| Terre d’abris, terre
nourricière, terre d’accueil mais avant tout terre
de vie
Courant 2008, le droit au logement va devenir
opposable en France. D'une reconnaissance théorique, à
vocation universelle, la garantie pour chaque citoyen d'avoir accès
à un toit pour s'abriter, se protéger, construire
son avenir, va revêtir la forme bien réelle d'une loi,
que la justice devra dorénavant défendre.
A première vue, et dans un accès d'ironie déplacée,
d'aucuns pourraient y voir une manière judicieuse de garder
notre avance en matière sociale, face à quelque peuple
asiatique de paysans sans terre, de mendiants des bidonvilles, enhardis
de combats aux allures bien primaires.
Mais ce serait feindre de ne pas voir que ces combats n'ont de primaire
que les besoins qui les font naître : accéder à
la terre pour y travailler et se loger. La terre comme espace vital
en quelque sorte (de là à y voir une quelconque touche
écologiste…).
Ces hommes et ces femmes se battent pour cette première étape,
si décisive, cette reconnaissance théorique et parfois
symbolique de leurs droits essentiels, préalable à
toute initiation d'un sentiment de citoyenneté.

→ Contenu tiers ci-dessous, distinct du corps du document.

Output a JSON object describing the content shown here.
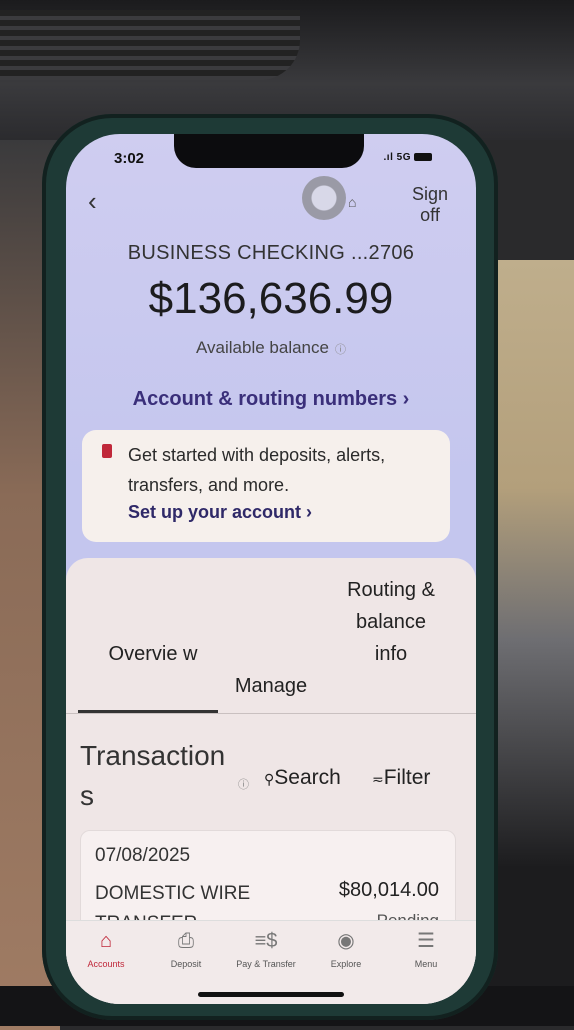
{
  "status_bar": {
    "time": "3:02",
    "network": "5G"
  },
  "header": {
    "signoff_line1": "Sign",
    "signoff_line2": "off"
  },
  "account": {
    "title": "BUSINESS CHECKING ...2706",
    "balance": "$136,636.99",
    "balance_label": "Available balance",
    "routing_link": "Account & routing numbers ›"
  },
  "promo": {
    "text": "Get started with deposits, alerts, transfers, and more.",
    "link": "Set up your account ›"
  },
  "tabs": {
    "overview": "Overvie w",
    "manage": "Manage",
    "routing": "Routing & balance info"
  },
  "transactions": {
    "heading": "Transactions",
    "search": "Search",
    "filter": "Filter",
    "items": [
      {
        "date": "07/08/2025",
        "description": "DOMESTIC WIRE TRANSFER",
        "amount": "$80,014.00",
        "status": "Pending"
      }
    ]
  },
  "bottom_nav": {
    "items": [
      {
        "label": "Accounts",
        "icon": "home-icon"
      },
      {
        "label": "Deposit",
        "icon": "deposit-icon"
      },
      {
        "label": "Pay & Transfer",
        "icon": "dollar-icon"
      },
      {
        "label": "Explore",
        "icon": "compass-icon"
      },
      {
        "label": "Menu",
        "icon": "menu-icon"
      }
    ]
  }
}
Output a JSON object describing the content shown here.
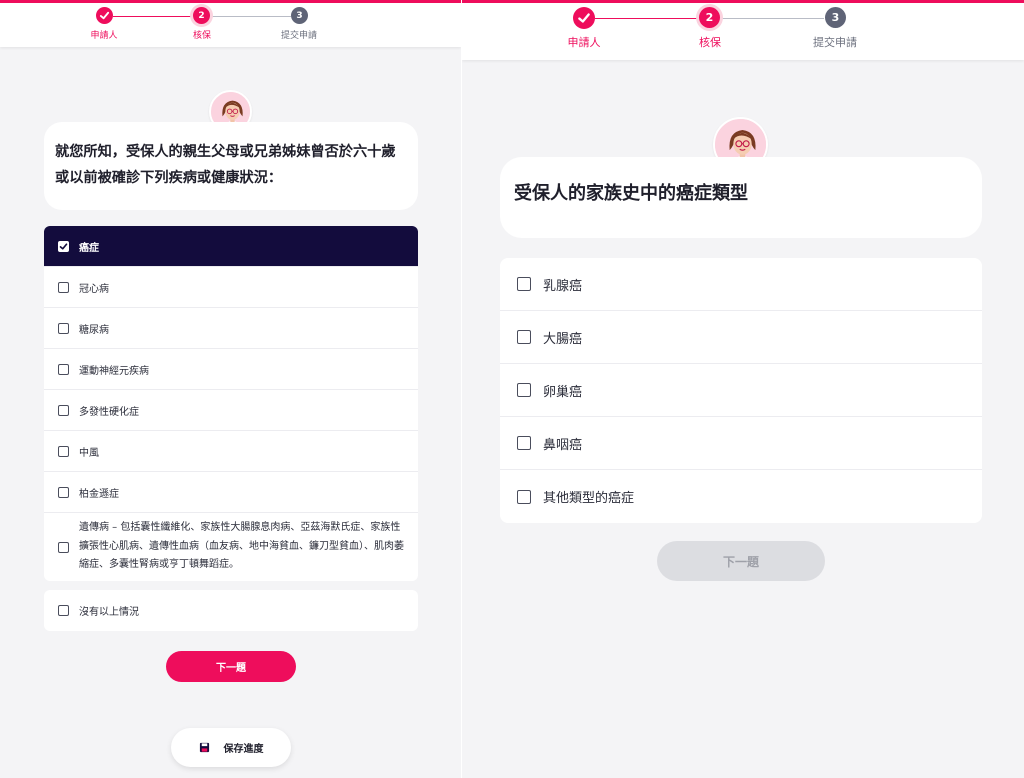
{
  "left": {
    "steps": [
      {
        "label": "申請人",
        "number": "",
        "state": "done"
      },
      {
        "label": "核保",
        "number": "2",
        "state": "current"
      },
      {
        "label": "提交申請",
        "number": "3",
        "state": "todo"
      }
    ],
    "question": "就您所知，受保人的親生父母或兄弟姊妹曾否於六十歲或以前被確診下列疾病或健康狀況：",
    "options": [
      {
        "label": "癌症",
        "checked": true
      },
      {
        "label": "冠心病",
        "checked": false
      },
      {
        "label": "糖尿病",
        "checked": false
      },
      {
        "label": "運動神經元疾病",
        "checked": false
      },
      {
        "label": "多發性硬化症",
        "checked": false
      },
      {
        "label": "中風",
        "checked": false
      },
      {
        "label": "柏金遜症",
        "checked": false
      },
      {
        "label": "遺傳病 – 包括囊性纖維化、家族性大腸腺息肉病、亞茲海默氏症、家族性擴張性心肌病、遺傳性血病（血友病、地中海貧血、鐮刀型貧血）、肌肉萎縮症、多囊性腎病或亨丁頓舞蹈症。",
        "checked": false
      }
    ],
    "none_option": {
      "label": "沒有以上情況",
      "checked": false
    },
    "next_button": "下一題",
    "save_button": "保存進度"
  },
  "right": {
    "steps": [
      {
        "label": "申請人",
        "number": "",
        "state": "done"
      },
      {
        "label": "核保",
        "number": "2",
        "state": "current"
      },
      {
        "label": "提交申請",
        "number": "3",
        "state": "todo"
      }
    ],
    "question": "受保人的家族史中的癌症類型",
    "options": [
      {
        "label": "乳腺癌",
        "checked": false
      },
      {
        "label": "大腸癌",
        "checked": false
      },
      {
        "label": "卵巢癌",
        "checked": false
      },
      {
        "label": "鼻咽癌",
        "checked": false
      },
      {
        "label": "其他類型的癌症",
        "checked": false
      }
    ],
    "next_button": "下一題"
  },
  "colors": {
    "brand": "#ee0d5c",
    "selected_row": "#130c3d",
    "step_todo": "#5f6477",
    "background": "#f4f4f6"
  },
  "icons": {
    "step_done": "check-icon",
    "save": "floppy-disk-icon",
    "avatar": "agent-avatar-icon",
    "checkbox_checked": "checkmark-icon"
  }
}
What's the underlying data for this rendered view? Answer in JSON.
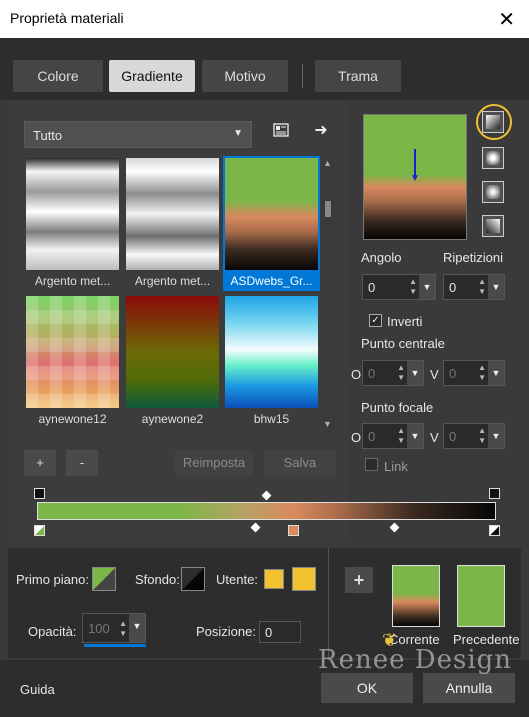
{
  "window": {
    "title": "Proprietà materiali",
    "close_glyph": "✕"
  },
  "tabs": [
    {
      "label": "Colore",
      "active": false
    },
    {
      "label": "Gradiente",
      "active": true
    },
    {
      "label": "Motivo",
      "active": false
    },
    {
      "label": "Trama",
      "active": false
    }
  ],
  "library": {
    "category": "Tutto",
    "swatches": [
      {
        "label": "Argento met...",
        "selected": false
      },
      {
        "label": "Argento met...",
        "selected": false
      },
      {
        "label": "ASDwebs_Gr...",
        "selected": true
      },
      {
        "label": "aynewone12",
        "selected": false
      },
      {
        "label": "aynewone2",
        "selected": false
      },
      {
        "label": "bhw15",
        "selected": false
      }
    ],
    "add_label": "+",
    "remove_label": "-",
    "reset_label": "Reimposta",
    "save_label": "Salva"
  },
  "settings": {
    "angle_label": "Angolo",
    "angle_value": "0",
    "repeat_label": "Ripetizioni",
    "repeat_value": "0",
    "invert_label": "Inverti",
    "invert_checked": true,
    "center_label": "Punto centrale",
    "focal_label": "Punto focale",
    "h_label": "O",
    "v_label": "V",
    "center_h": "0",
    "center_v": "0",
    "focal_h": "0",
    "focal_v": "0",
    "link_label": "Link",
    "link_checked": false
  },
  "materials": {
    "foreground_label": "Primo piano:",
    "background_label": "Sfondo:",
    "user_label": "Utente:",
    "opacity_label": "Opacità:",
    "opacity_value": "100",
    "position_label": "Posizione:",
    "position_value": "0",
    "current_label": "Corrente",
    "previous_label": "Precedente",
    "add_label": "+"
  },
  "footer": {
    "help_label": "Guida",
    "ok_label": "OK",
    "cancel_label": "Annulla",
    "watermark": "Renee Design"
  },
  "colors": {
    "green": "#7ab648",
    "salmon": "#d98a5e",
    "black": "#060606",
    "user_yellow": "#f2c12e",
    "accent_blue": "#0078d7",
    "highlight_ring": "#f0c030"
  }
}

Ce serait aussi faire preuve d'arrogance et considérer un
peu trop facilement comme universelles les valeurs portées
par l'Occident. Car en matière de droits civiques, comme
d'avancées sociales, ce n'est pas le plus compétitif
et le moins-disant qui l'emporte sur les autres, mais bien le plus
offrant qui emporte avec lui les autres dans un élan de progrès.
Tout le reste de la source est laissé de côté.